A través de la ventana de su oficina el científico pudo ver a la distancia como el guardia levantaba su brazo y con su dedo índice señalaba exactamente el lugar en el que estaba, indicándole luego al conductor del automóvil que debía estacionar para poder acceder a través de las escaleras.

Un escalofrío recorrió la espalda de aquel hombre que estaba sentado frente a la máquina encendida, con los planos de la bomba desplegados en el escritorio. Escuchó los pasos agitados de varios hombres que se hacían oír cada vez más cerca. Morris en cuestión de segundos dio cuenta que no había escapatoria, y que su traición había sido descubierta. Tardó unos instantes en reaccionar, aunque el tiempo alcanzó para arrojar al fuego de la caldera que abrigaba el gabinete inhóspito, la documentación y los planos del bosquejo de la bomba nuclear, que se consumían con la misma velocidad con la que los agentes ascendían escalón tras escalón.

Cuando irrumpieron en la oficina encontraron al científico sentado en su escritorio de madera, pulsando las teclas pesadas del aparato. Los agentes lo rodearon mientras Morris continuaba escribiendo cada vez más apurado, sin devolverles la mirada. Finalmente, la pregunta sentenció su desenlace. Uno de los agentes, el mismo que había mostrado a Mostovoi su pequeña hija, le dijo en voz alta: - ¿Tú eres Valerij Karpin-

Frank Morris, inspiró, le sostuvo la mirada por primera vez y entregado, le respondió que sí.

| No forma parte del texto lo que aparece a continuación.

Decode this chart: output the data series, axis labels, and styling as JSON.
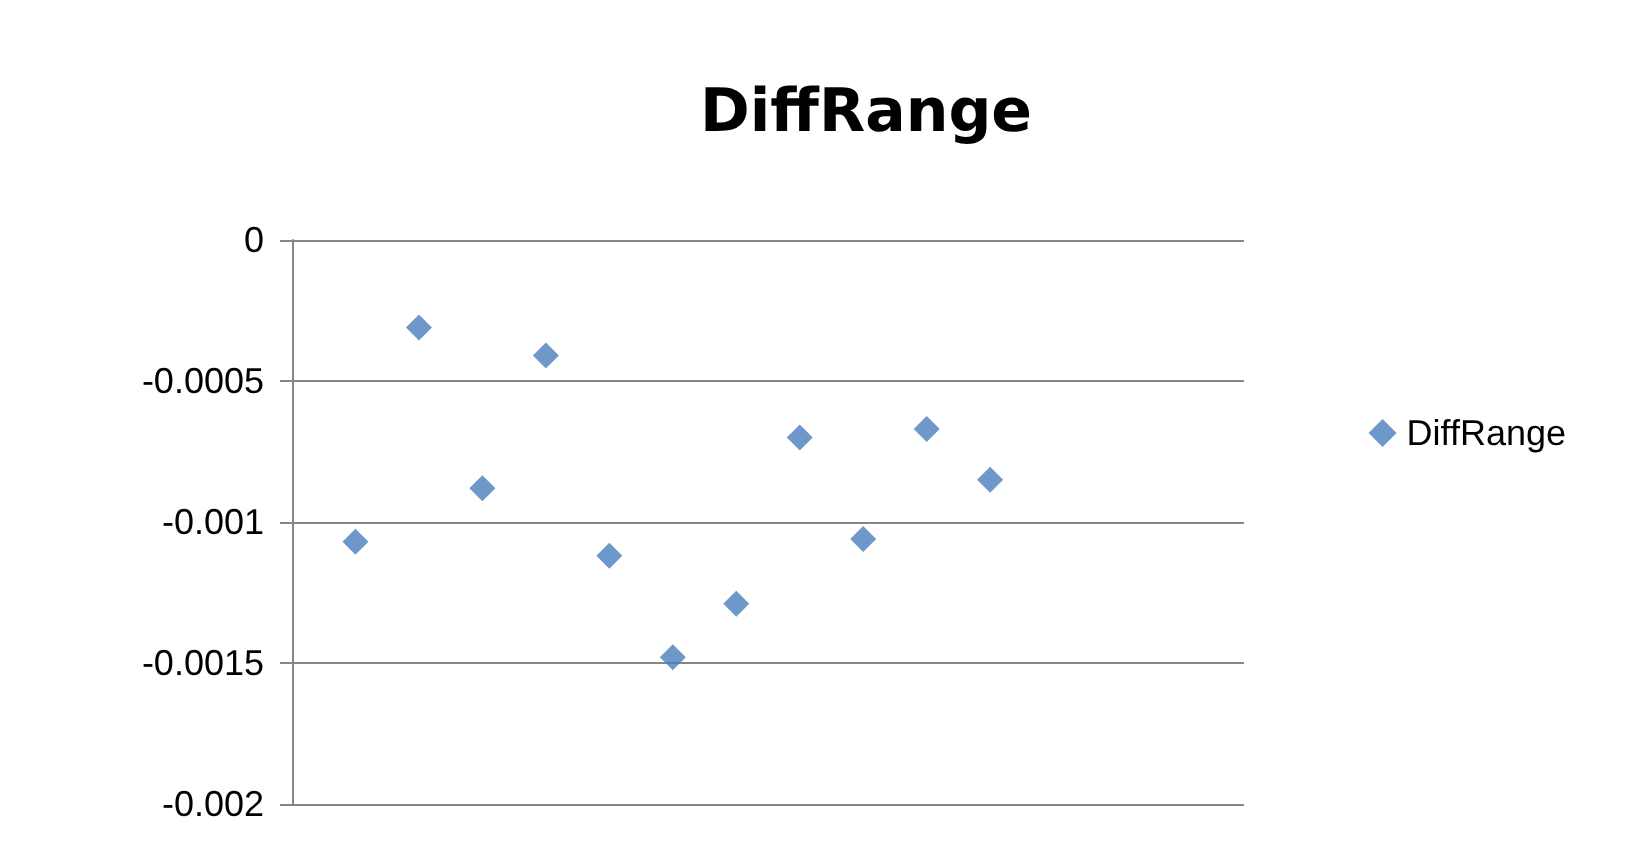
{
  "chart_data": {
    "type": "scatter",
    "title": "DiffRange",
    "categories": [
      null,
      null,
      null,
      null,
      null,
      null,
      null,
      null,
      null,
      null,
      null,
      null,
      null,
      null,
      null,
      null
    ],
    "series": [
      {
        "name": "DiffRange",
        "color": "#4a7ebb",
        "values": [
          null,
          -0.00107,
          -0.00031,
          -0.00088,
          -0.00041,
          -0.00112,
          -0.00148,
          -0.00129,
          -0.0007,
          -0.00106,
          -0.00067,
          -0.00085,
          null,
          null,
          null,
          null
        ]
      }
    ],
    "ylim": [
      -0.002,
      0
    ],
    "yticks": [
      -0.002,
      -0.0015,
      -0.001,
      -0.0005,
      0
    ],
    "grid": "y",
    "legend": "right",
    "marker": "diamond",
    "tick_labels": "y"
  }
}
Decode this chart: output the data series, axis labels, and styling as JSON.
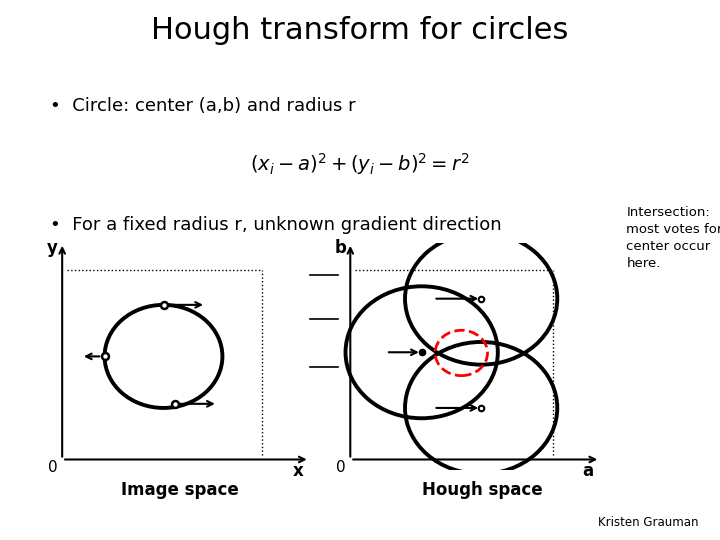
{
  "title": "Hough transform for circles",
  "bullet1": "Circle: center (a,b) and radius r",
  "formula": "$(x_i - a)^2 + (y_i - b)^2 = r^2$",
  "bullet2": "For a fixed radius r, unknown gradient direction",
  "intersection_text": "Intersection:\nmost votes for\ncenter occur\nhere.",
  "credit": "Kristen Grauman",
  "bg_color": "#ffffff",
  "title_fontsize": 22,
  "body_fontsize": 13,
  "formula_fontsize": 14
}
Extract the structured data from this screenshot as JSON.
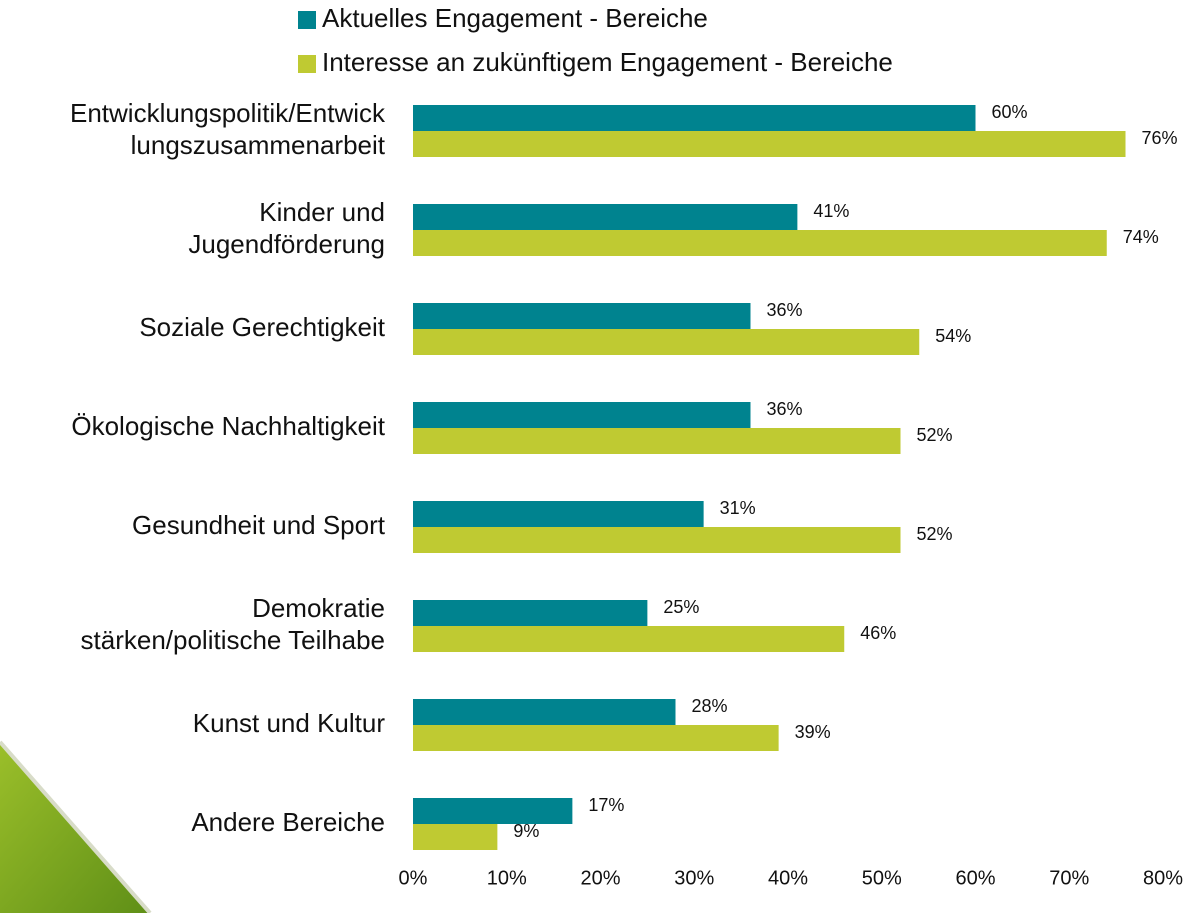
{
  "chart_data": {
    "type": "barh",
    "categories": [
      "Entwicklungspolitik/Entwick\nlungszusammenarbeit",
      "Kinder und\nJugendförderung",
      "Soziale Gerechtigkeit",
      "Ökologische Nachhaltigkeit",
      "Gesundheit und Sport",
      "Demokratie\nstärken/politische Teilhabe",
      "Kunst und Kultur",
      "Andere Bereiche"
    ],
    "series": [
      {
        "name": "Aktuelles Engagement - Bereiche",
        "color": "#00838f",
        "values": [
          60,
          41,
          36,
          36,
          31,
          25,
          28,
          17
        ],
        "value_labels": [
          "60%",
          "41%",
          "36%",
          "36%",
          "31%",
          "25%",
          "28%",
          "17%"
        ]
      },
      {
        "name": "Interesse an zukünftigem Engagement - Bereiche",
        "color": "#bfca32",
        "values": [
          76,
          74,
          54,
          52,
          52,
          46,
          39,
          9
        ],
        "value_labels": [
          "76%",
          "74%",
          "54%",
          "52%",
          "52%",
          "46%",
          "39%",
          "9%"
        ]
      }
    ],
    "xlim": [
      0,
      80
    ],
    "xticks": [
      {
        "value": 0,
        "label": "0%"
      },
      {
        "value": 10,
        "label": "10%"
      },
      {
        "value": 20,
        "label": "20%"
      },
      {
        "value": 30,
        "label": "30%"
      },
      {
        "value": 40,
        "label": "40%"
      },
      {
        "value": 50,
        "label": "50%"
      },
      {
        "value": 60,
        "label": "60%"
      },
      {
        "value": 70,
        "label": "70%"
      },
      {
        "value": 80,
        "label": "80%"
      }
    ],
    "legend": "top"
  }
}
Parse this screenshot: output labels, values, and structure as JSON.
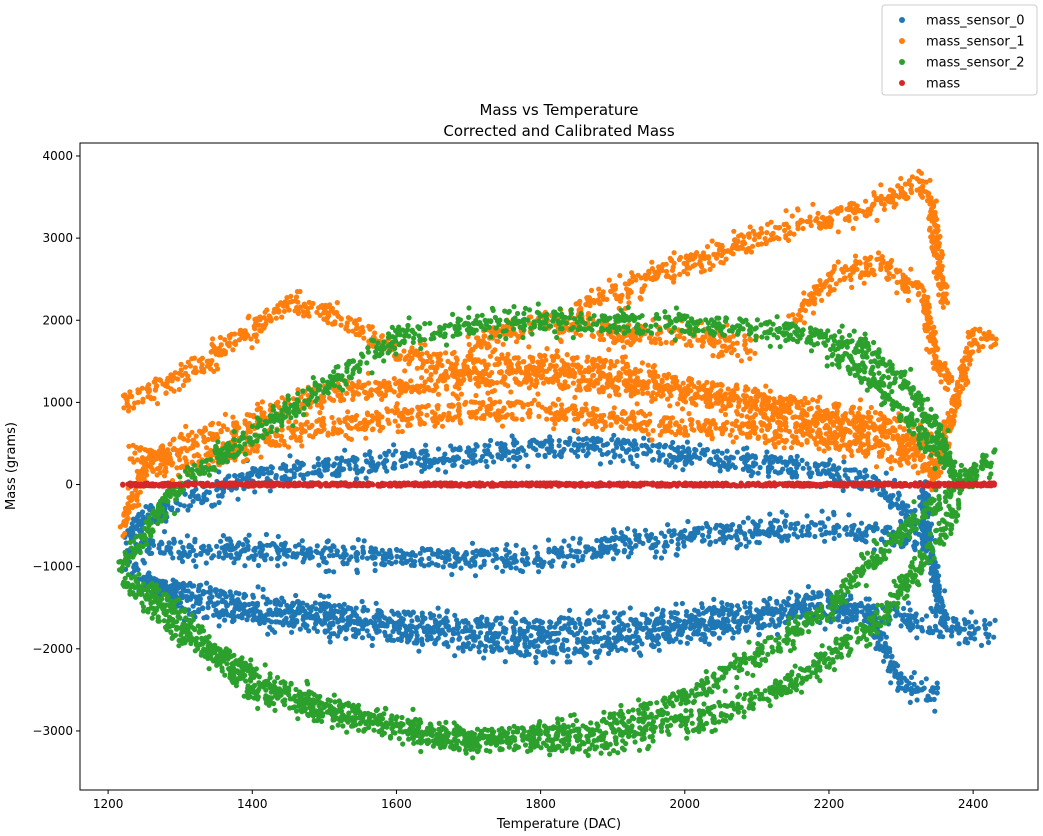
{
  "chart_data": {
    "type": "scatter",
    "title": "Mass vs Temperature",
    "subtitle": "Corrected and Calibrated Mass",
    "xlabel": "Temperature (DAC)",
    "ylabel": "Mass (grams)",
    "xlim": [
      1161,
      2490
    ],
    "ylim": [
      -3719,
      4158
    ],
    "xticks": [
      1200,
      1400,
      1600,
      1800,
      2000,
      2200,
      2400
    ],
    "yticks": [
      -3000,
      -2000,
      -1000,
      0,
      1000,
      2000,
      3000,
      4000
    ],
    "grid": false,
    "legend_position": "top-right (outside plot)",
    "note_on_series": "dense point clouds; traces give approximate centerlines [temperature, mass]",
    "series": [
      {
        "name": "mass_sensor_0",
        "color": "#1f77b4",
        "traces": [
          [
            [
              1220,
              -600
            ],
            [
              1300,
              -200
            ],
            [
              1400,
              100
            ],
            [
              1500,
              200
            ],
            [
              1600,
              300
            ],
            [
              1700,
              350
            ],
            [
              1800,
              450
            ],
            [
              1900,
              450
            ],
            [
              2000,
              350
            ],
            [
              2100,
              250
            ],
            [
              2200,
              150
            ],
            [
              2270,
              0
            ],
            [
              2300,
              -300
            ],
            [
              2340,
              -600
            ]
          ],
          [
            [
              1230,
              -700
            ],
            [
              1300,
              -800
            ],
            [
              1400,
              -800
            ],
            [
              1500,
              -850
            ],
            [
              1600,
              -880
            ],
            [
              1700,
              -900
            ],
            [
              1800,
              -900
            ],
            [
              1900,
              -750
            ],
            [
              2000,
              -650
            ],
            [
              2100,
              -550
            ],
            [
              2200,
              -520
            ],
            [
              2300,
              -650
            ],
            [
              2340,
              -700
            ]
          ],
          [
            [
              1225,
              -1000
            ],
            [
              1300,
              -1450
            ],
            [
              1400,
              -1600
            ],
            [
              1500,
              -1700
            ],
            [
              1600,
              -1800
            ],
            [
              1700,
              -1900
            ],
            [
              1800,
              -2000
            ],
            [
              1900,
              -1950
            ],
            [
              2000,
              -1800
            ],
            [
              2100,
              -1650
            ],
            [
              2200,
              -1550
            ],
            [
              2300,
              -1600
            ],
            [
              2350,
              -1750
            ],
            [
              2430,
              -1750
            ]
          ],
          [
            [
              1250,
              -1200
            ],
            [
              1400,
              -1450
            ],
            [
              1600,
              -1650
            ],
            [
              1800,
              -1750
            ],
            [
              2000,
              -1650
            ],
            [
              2200,
              -1400
            ],
            [
              2250,
              -1500
            ],
            [
              2300,
              -2400
            ],
            [
              2350,
              -2600
            ]
          ],
          [
            [
              2330,
              0
            ],
            [
              2340,
              -800
            ],
            [
              2350,
              -1300
            ],
            [
              2360,
              -1700
            ]
          ]
        ]
      },
      {
        "name": "mass_sensor_1",
        "color": "#ff7f0e",
        "traces": [
          [
            [
              1220,
              -500
            ],
            [
              1250,
              200
            ],
            [
              1300,
              500
            ],
            [
              1400,
              800
            ],
            [
              1500,
              1100
            ],
            [
              1600,
              1200
            ],
            [
              1700,
              1300
            ],
            [
              1800,
              1300
            ],
            [
              1900,
              1200
            ],
            [
              2000,
              1100
            ],
            [
              2100,
              900
            ],
            [
              2200,
              750
            ],
            [
              2300,
              550
            ],
            [
              2350,
              400
            ]
          ],
          [
            [
              1225,
              1000
            ],
            [
              1300,
              1300
            ],
            [
              1400,
              1900
            ],
            [
              1450,
              2200
            ],
            [
              1500,
              2100
            ],
            [
              1550,
              1900
            ],
            [
              1600,
              1600
            ],
            [
              1700,
              1400
            ],
            [
              1800,
              1500
            ],
            [
              1900,
              1400
            ],
            [
              2000,
              1200
            ],
            [
              2100,
              1050
            ],
            [
              2200,
              900
            ],
            [
              2300,
              700
            ],
            [
              2340,
              500
            ]
          ],
          [
            [
              1230,
              400
            ],
            [
              1300,
              200
            ],
            [
              1400,
              500
            ],
            [
              1500,
              700
            ],
            [
              1600,
              800
            ],
            [
              1700,
              900
            ],
            [
              1800,
              900
            ],
            [
              1900,
              800
            ],
            [
              2000,
              700
            ],
            [
              2100,
              650
            ],
            [
              2200,
              550
            ],
            [
              2300,
              350
            ],
            [
              2350,
              200
            ]
          ],
          [
            [
              1850,
              2100
            ],
            [
              1950,
              2500
            ],
            [
              2050,
              2850
            ],
            [
              2150,
              3150
            ],
            [
              2250,
              3350
            ],
            [
              2320,
              3650
            ],
            [
              2340,
              3500
            ],
            [
              2350,
              2800
            ],
            [
              2360,
              2200
            ]
          ],
          [
            [
              2150,
              2000
            ],
            [
              2200,
              2450
            ],
            [
              2250,
              2650
            ],
            [
              2270,
              2700
            ],
            [
              2300,
              2500
            ],
            [
              2330,
              2300
            ],
            [
              2350,
              1500
            ],
            [
              2370,
              1200
            ]
          ],
          [
            [
              2340,
              0
            ],
            [
              2370,
              800
            ],
            [
              2400,
              1800
            ],
            [
              2430,
              1750
            ]
          ],
          [
            [
              1700,
              1700
            ],
            [
              1800,
              2000
            ],
            [
              1900,
              1850
            ],
            [
              2000,
              1800
            ],
            [
              2100,
              1700
            ]
          ]
        ]
      },
      {
        "name": "mass_sensor_2",
        "color": "#2ca02c",
        "traces": [
          [
            [
              1220,
              -1000
            ],
            [
              1260,
              -500
            ],
            [
              1300,
              0
            ],
            [
              1400,
              600
            ],
            [
              1500,
              1200
            ],
            [
              1550,
              1500
            ],
            [
              1600,
              1800
            ],
            [
              1700,
              1950
            ],
            [
              1800,
              2000
            ],
            [
              1900,
              1950
            ],
            [
              2000,
              1950
            ],
            [
              2100,
              1900
            ],
            [
              2200,
              1800
            ],
            [
              2250,
              1650
            ],
            [
              2300,
              1300
            ],
            [
              2350,
              700
            ],
            [
              2370,
              200
            ],
            [
              2380,
              0
            ],
            [
              2400,
              150
            ],
            [
              2430,
              350
            ]
          ],
          [
            [
              2200,
              1600
            ],
            [
              2260,
              1300
            ],
            [
              2300,
              900
            ],
            [
              2340,
              500
            ],
            [
              2360,
              300
            ]
          ],
          [
            [
              1220,
              -1100
            ],
            [
              1250,
              -1400
            ],
            [
              1300,
              -1800
            ],
            [
              1400,
              -2300
            ],
            [
              1500,
              -2700
            ],
            [
              1600,
              -2900
            ],
            [
              1700,
              -3100
            ],
            [
              1800,
              -3050
            ],
            [
              1900,
              -2900
            ],
            [
              2000,
              -2600
            ],
            [
              2100,
              -2100
            ],
            [
              2200,
              -1500
            ],
            [
              2250,
              -1000
            ],
            [
              2300,
              -600
            ],
            [
              2350,
              -200
            ],
            [
              2400,
              100
            ]
          ],
          [
            [
              1250,
              -1200
            ],
            [
              1400,
              -2500
            ],
            [
              1600,
              -3000
            ],
            [
              1700,
              -3150
            ],
            [
              1800,
              -3100
            ],
            [
              1870,
              -3200
            ],
            [
              1950,
              -3000
            ],
            [
              2050,
              -2800
            ],
            [
              2150,
              -2400
            ],
            [
              2250,
              -1800
            ],
            [
              2300,
              -1300
            ],
            [
              2350,
              -700
            ],
            [
              2380,
              -300
            ]
          ]
        ]
      },
      {
        "name": "mass",
        "color": "#d62728",
        "traces": [
          [
            [
              1220,
              0
            ],
            [
              2430,
              0
            ]
          ]
        ]
      }
    ]
  }
}
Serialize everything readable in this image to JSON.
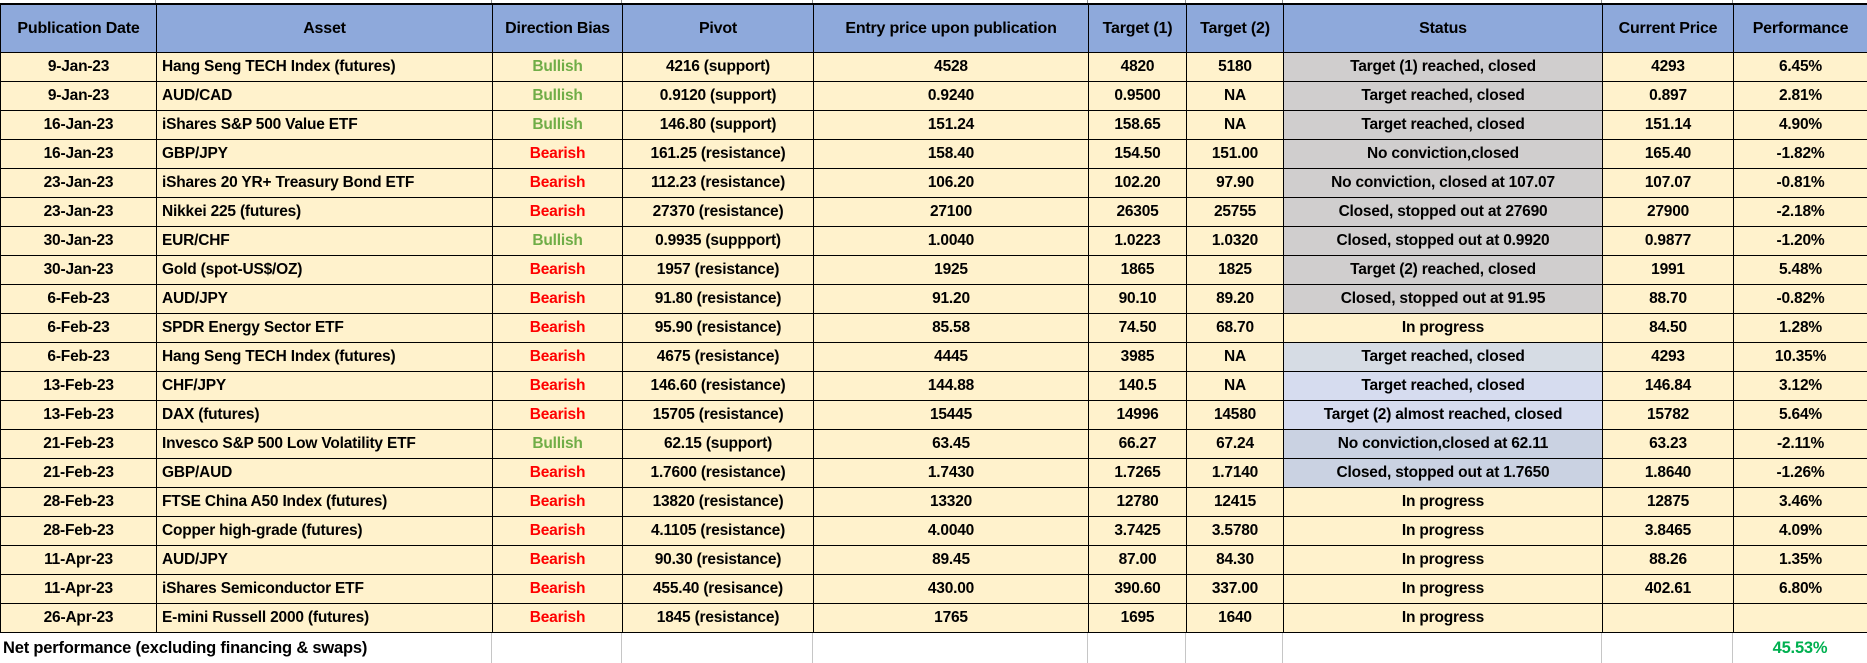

Los agentes con revólveres y esposas en sus manos se abalanzaron contra él. Uno de ellos había advertido que en su respuesta casi no había abierto la boca, y lo tomó del cuello para evitar lo que resultó inevitable. Frank Morris había tragado una pastilla de cianuro y en cuestión de segundos, pese a los esfuerzos de esos hombres por hacer que expulse el veneno, exhaló y murió.

Los hombres desahuciados dejaron caer el cuerpo inerte sobre la silla y comenzaron a revisar todo lo que allí había, buscando cualquier información que pudiera resultar valiosa para la C.I.A.. Todo aquello que realmente lo era, ardía en el fuego de la caldera.

Lo único que pudieron llevarse en esa noche cerrada de viernes fue la impresión que arrojó la traducción automática de la máquina Typex, que colocaba letras a cada caracter cifrado que era ingresado. El último secreto que quizás Morris había confesado, escrito segundos antes de ser sorprendido por aquellos cazadores misteriosos.

La leyenda decía más o menos así: “Todo lo que hice está hecho para que haya paz. Me voy de este mundo con la esperanza de que mi Patria y mi familia me puedan perdonar, de la misma forma que yo te disculpo para siempre, mi entrañable amigo William”.